Tidak berhenti di sana, penanaman akidah Islam yang kuat akan menggiring para generasi sadar dan paham potensi yang mereka miliki sebagai sumbangsih peradaban mulia. Akhirnya jiwa para pemuda terpupuk dengan kerinduan terhadap penerapan syariat Islam dan akan menyerahkan dirinya untuk kemuliaan Islam dan kaum muslimin. 

Ketika para generasi muslim itu keluar dari rumah, mereka akan berbaur dengan masyarakat yang khas dengan budaya positif yakni terbiasa dengan amar ma'ruf nahi munkar. Mereka tidak akan membiarkan kemaksiatan terjadi di dalam lingkungannya. Karena itu, para generasi mendapat tempat untuk belajar dan mempraktikkan pemahaman Islam dalam kehidupan mereka. 

Negara memiliki peran besar untuk menjaga generasi secara menyeluruh.

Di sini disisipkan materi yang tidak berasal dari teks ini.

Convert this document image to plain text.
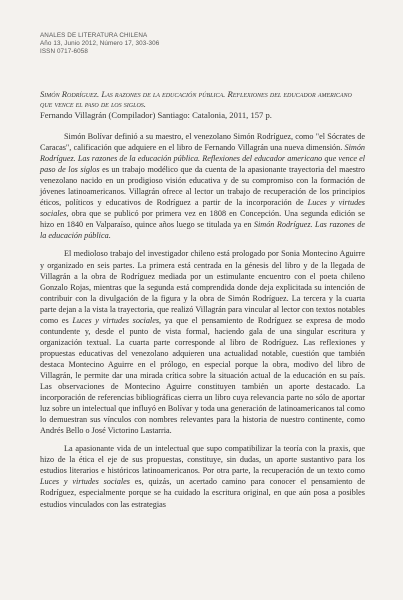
ANALES DE LITERATURA CHILENA
Año 13, Junio 2012, Número 17, 303-306
ISSN 0717-6058
Simón Rodríguez. Las razones de la educación pública. Reflexiones del educador americano que vence el paso de los siglos.
Fernando Villagrán (Compilador) Santiago: Catalonia, 2011, 157 p.

Simón Bolívar definió a su maestro, el venezolano Simón Rodríguez, como "el Sócrates de Caracas", calificación que adquiere en el libro de Fernando Villagrán una nueva dimensión. Simón Rodríguez. Las razones de la educación pública. Reflexiones del educador americano que vence el paso de los siglos es un trabajo modélico que da cuenta de la apasionante trayectoria del maestro venezolano nacido en un prodigioso visión educativa y de su compromiso con la formación de jóvenes latinoamericanos. Villagrán ofrece al lector un trabajo de recuperación de los principios éticos, políticos y educativos de Rodríguez a partir de la incorporación de Luces y virtudes sociales, obra que se publicó por primera vez en 1808 en Concepción. Una segunda edición se hizo en 1840 en Valparaíso, quince años luego se titulada ya en Simón Rodríguez. Las razones de la educación pública.

El medioloso trabajo del investigador chileno está prologado por Sonia Montecino Aguirre y organizado en seis partes. La primera está centrada en la génesis del libro y de la llegada de Villagrán a la obra de Rodríguez mediada por un estimulante encuentro con el poeta chileno Gonzalo Rojas, mientras que la segunda está comprendida donde deja explicitada su intención de contribuir con la divulgación de la figura y la obra de Simón Rodríguez. La tercera y la cuarta parte dejan a la vista la trayectoria, que realizó Villagrán para vincular al lector con textos notables como es Luces y virtudes sociales, ya que el pensamiento de Rodríguez se expresa de modo contundente y, desde el punto de vista formal, haciendo gala de una singular escritura y organización textual. La cuarta parte corresponde al libro de Rodríguez. Las reflexiones y propuestas educativas del venezolano adquieren una actualidad notable, cuestión que también destaca Montecino Aguirre en el prólogo, en especial porque la obra, modivo del libro de Villagrán, le permite dar una mirada crítica sobre la situación actual de la educación en su país. Las observaciones de Montecino Aguirre constituyen también un aporte destacado. La incorporación de referencias bibliográficas cierra un libro cuya relevancia parte no sólo de aportar luz sobre un intelectual que influyó en Bolívar y toda una generación de latinoamericanos tal como lo demuestran sus vínculos con nombres relevantes para la historia de nuestro continente, como Andrés Bello o José Victorino Lastarria.

La apasionante vida de un intelectual que supo compatibilizar la teoría con la praxis, que hizo de la ética el eje de sus propuestas, constituye, sin dudas, un aporte sustantivo para los estudios literarios e históricos latinoamericanos. Por otra parte, la recuperación de un texto como Luces y virtudes sociales es, quizás, un acertado camino para conocer el pensamiento de Rodríguez, especialmente porque se ha cuidado la escritura original, en que aún posa a posibles estudios vinculados con las estrategias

Sistem Islam akan menerapkan pendidikan dengan dasar akidah Islam yang tercermin dalam implementasi kurikulum serta berbagai kebijakan pembelajarannya. Output sistem pendidikan Islam akan melahirkan generasi yang memiliki syaksiyah atau kepribadian Islam yang tinggi, dengan pola pikir dan pola sikap sesuai dengan Islam. 

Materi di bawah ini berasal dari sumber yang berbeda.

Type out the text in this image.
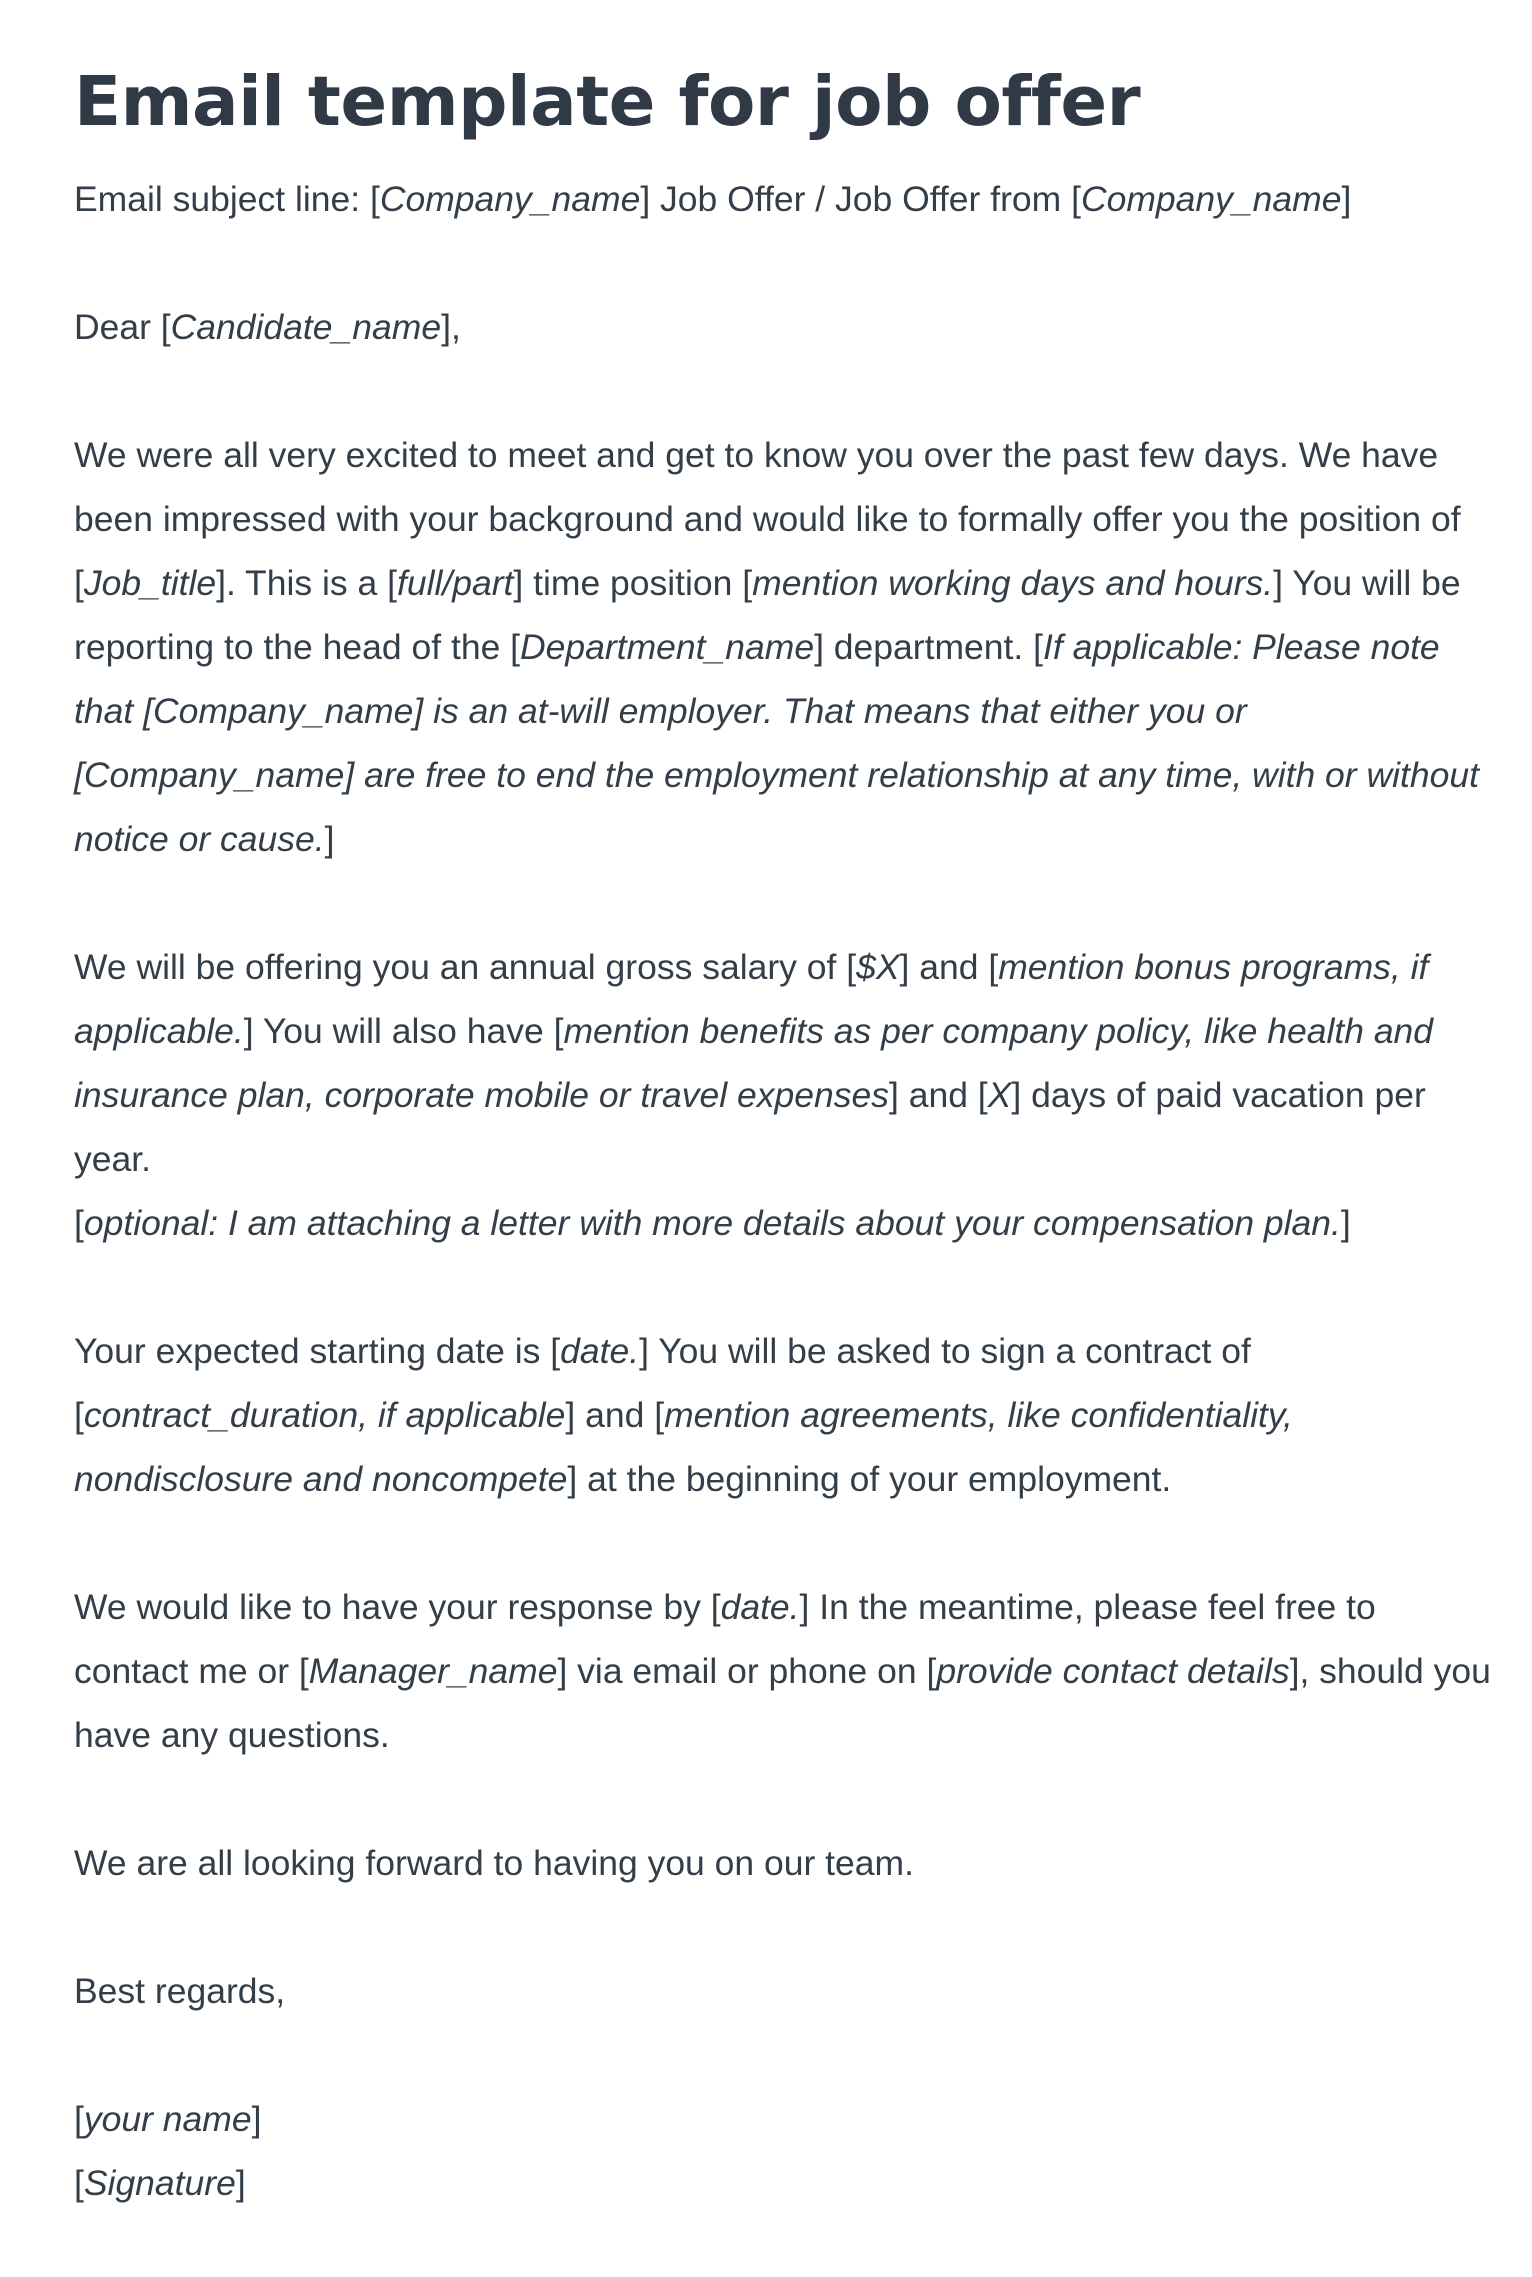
Email template for job offer

Email subject line: [Company_name] Job Offer / Job Offer from [Company_name]

Dear [Candidate_name],

We were all very excited to meet and get to know you over the past few days. We have been impressed with your background and would like to formally offer you the position of [Job_title]. This is a [full/part] time position [mention working days and hours.] You will be reporting to the head of the [Department_name] department. [If applicable: Please note that [Company_name] is an at-will employer. That means that either you or [Company_name] are free to end the employment relationship at any time, with or without notice or cause.]

We will be offering you an annual gross salary of [$X] and [mention bonus programs, if applicable.] You will also have [mention benefits as per company policy, like health and insurance plan, corporate mobile or travel expenses] and [X] days of paid vacation per year.

[optional: I am attaching a letter with more details about your compensation plan.]

Your expected starting date is [date.] You will be asked to sign a contract of [contract_duration, if applicable] and [mention agreements, like confidentiality, nondisclosure and noncompete] at the beginning of your employment.

We would like to have your response by [date.] In the meantime, please feel free to contact me or [Manager_name] via email or phone on [provide contact details], should you have any questions.

We are all looking forward to having you on our team.

Best regards,

[your name]

[Signature]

Mereka juga akan dibekali dengan ilmu-ilmu duniawi seperti IPTEK agar bisa bertahan dalam kehidupan. Pendidikan seperti ini akan semakin menguatkan akidah yang sudah didapatkan para generasi muda dari keluarga mereka.

Alhasil terbentuk generasi Islam yang senantiasa tersibukan dalam berbagai aktivitas untuk kemuliaan Islam dan kaum muslimin. 

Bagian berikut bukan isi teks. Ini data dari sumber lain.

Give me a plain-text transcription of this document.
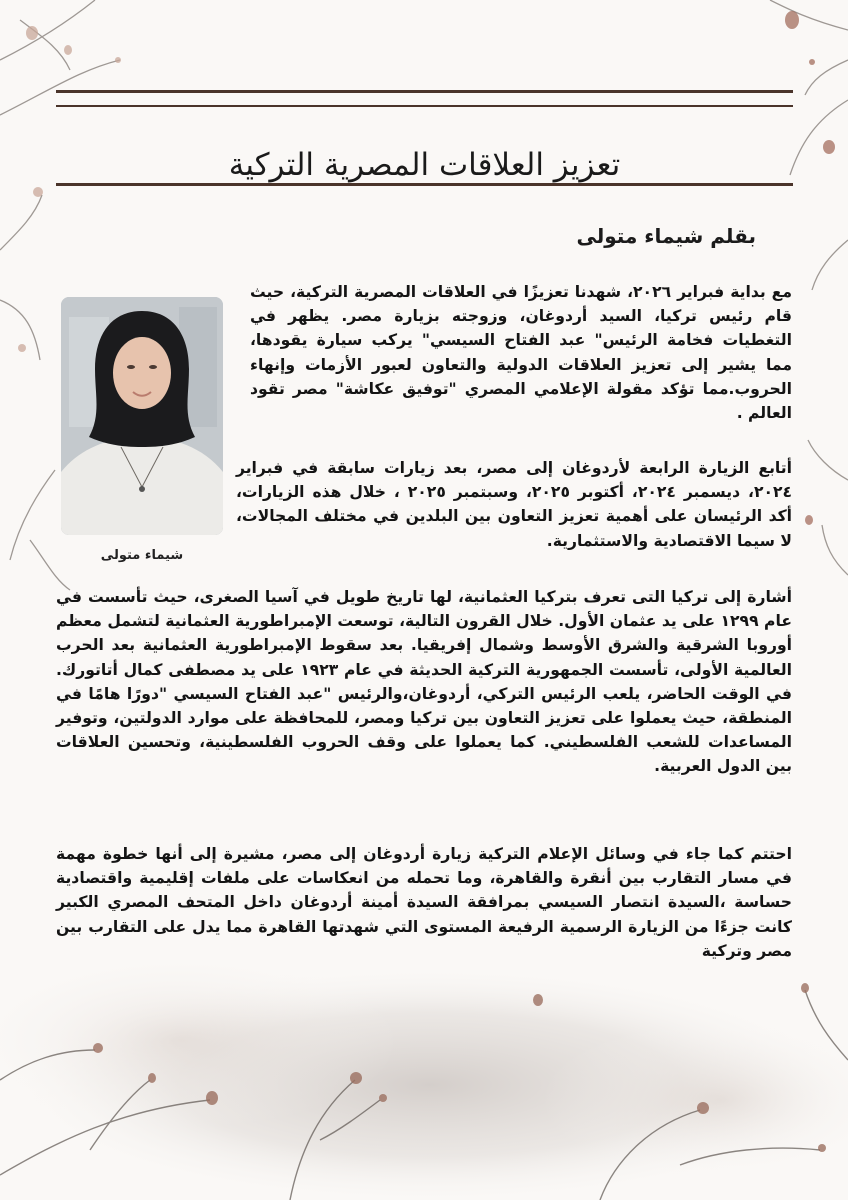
تعزيز العلاقات المصرية التركية
بقلم شيماء متولى
شيماء متولى

مع بداية فبراير ٢٠٢٦، شهدنا تعزيزًا في العلاقات المصرية التركية، حيث قام رئيس تركيا، السيد أردوغان، وزوجته بزيارة مصر. يظهر في التغطيات فخامة الرئيس" عبد الفتاح السيسي" يركب سيارة يقودها، مما يشير إلى تعزيز العلاقات الدولية والتعاون لعبور الأزمات وإنهاء الحروب.مما تؤكد مقولة الإعلامي المصري "توفيق عكاشة" مصر تقود العالم .

أتابع الزيارة الرابعة لأردوغان إلى مصر، بعد زيارات سابقة في فبراير ٢٠٢٤، ديسمبر ٢٠٢٤، أكتوبر ٢٠٢٥، وسبتمبر ٢٠٢٥ ، خلال هذه الزيارات، أكد الرئيسان على أهمية تعزيز التعاون بين البلدين في مختلف المجالات، لا سيما الاقتصادية والاستثمارية.

أشارة إلى تركيا التى تعرف بتركيا العثمانية، لها تاريخ طويل في آسيا الصغرى، حيث تأسست في عام ١٢٩٩ على يد عثمان الأول. خلال القرون التالية، توسعت الإمبراطورية العثمانية لتشمل معظم أوروبا الشرقية والشرق الأوسط وشمال إفريقيا. بعد سقوط الإمبراطورية العثمانية بعد الحرب العالمية الأولى، تأسست الجمهورية التركية الحديثة في عام ١٩٢٣ على يد مصطفى كمال أتاتورك. في الوقت الحاضر، يلعب الرئيس التركي، أردوغان،والرئيس "عبد الفتاح السيسي "دورًا هامًا في المنطقة، حيث يعملوا على تعزيز التعاون بين تركيا ومصر، للمحافظة على موارد الدولتين، وتوفير المساعدات للشعب الفلسطيني. كما يعملوا على وقف الحروب الفلسطينية، وتحسين العلاقات بين الدول العربية.

احتتم كما جاء في وسائل الإعلام التركية زيارة أردوغان إلى مصر، مشيرة إلى أنها خطوة مهمة في مسار التقارب بين أنقرة والقاهرة، وما تحمله من انعكاسات على ملفات إقليمية واقتصادية حساسة ،السيدة انتصار السيسي بمرافقة السيدة أمينة أردوغان داخل المتحف المصري الكبير كانت جزءًا من الزيارة الرسمية الرفيعة المستوى التي شهدتها القاهرة مما يدل على التقارب بين مصر وتركية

Selain dari sistem pendidikan, output generasi islam yang berkualitas akan didukung oleh sistem pergaulan Islam serta media. Jika ada yang bermaksiat, seperti melakukan curanmor, tawuran, bulliying, dan sebagainya, maka pemimpin Islam akan memberikan sanksi kepada para remaja tersebut. Batasan antara anak dan orang dewasa dalam Islam adalah usia baligh. Jika remaja tersebut sudah baligh, maka dia akan diberi sanksi. 

Jika mereka berbuat onar, mereka akan mendapatkan sanksi takzir. Jika mereka melakukan penganiayaan atau bahkan pembunuhan, mereka akan mendapatkan sanksi qishas. Sanksi Islam yang diterapkan oleh sistem Islam akan memberi efek jera dan pencegah (jawajir) dan sebagai penebus dosa bagi pelaku (jawabir). Alhasil, para pemuda dan warga negara secara umumnya tidak akan melakukan tindak kekerasan, kejahatan dan maksiat lainnya. 

Sistem Islam akan menjaga para generasi muslim dengan mekanisme yang sangat komprehensif dan terlahir generasi berkualitas emas. [ry].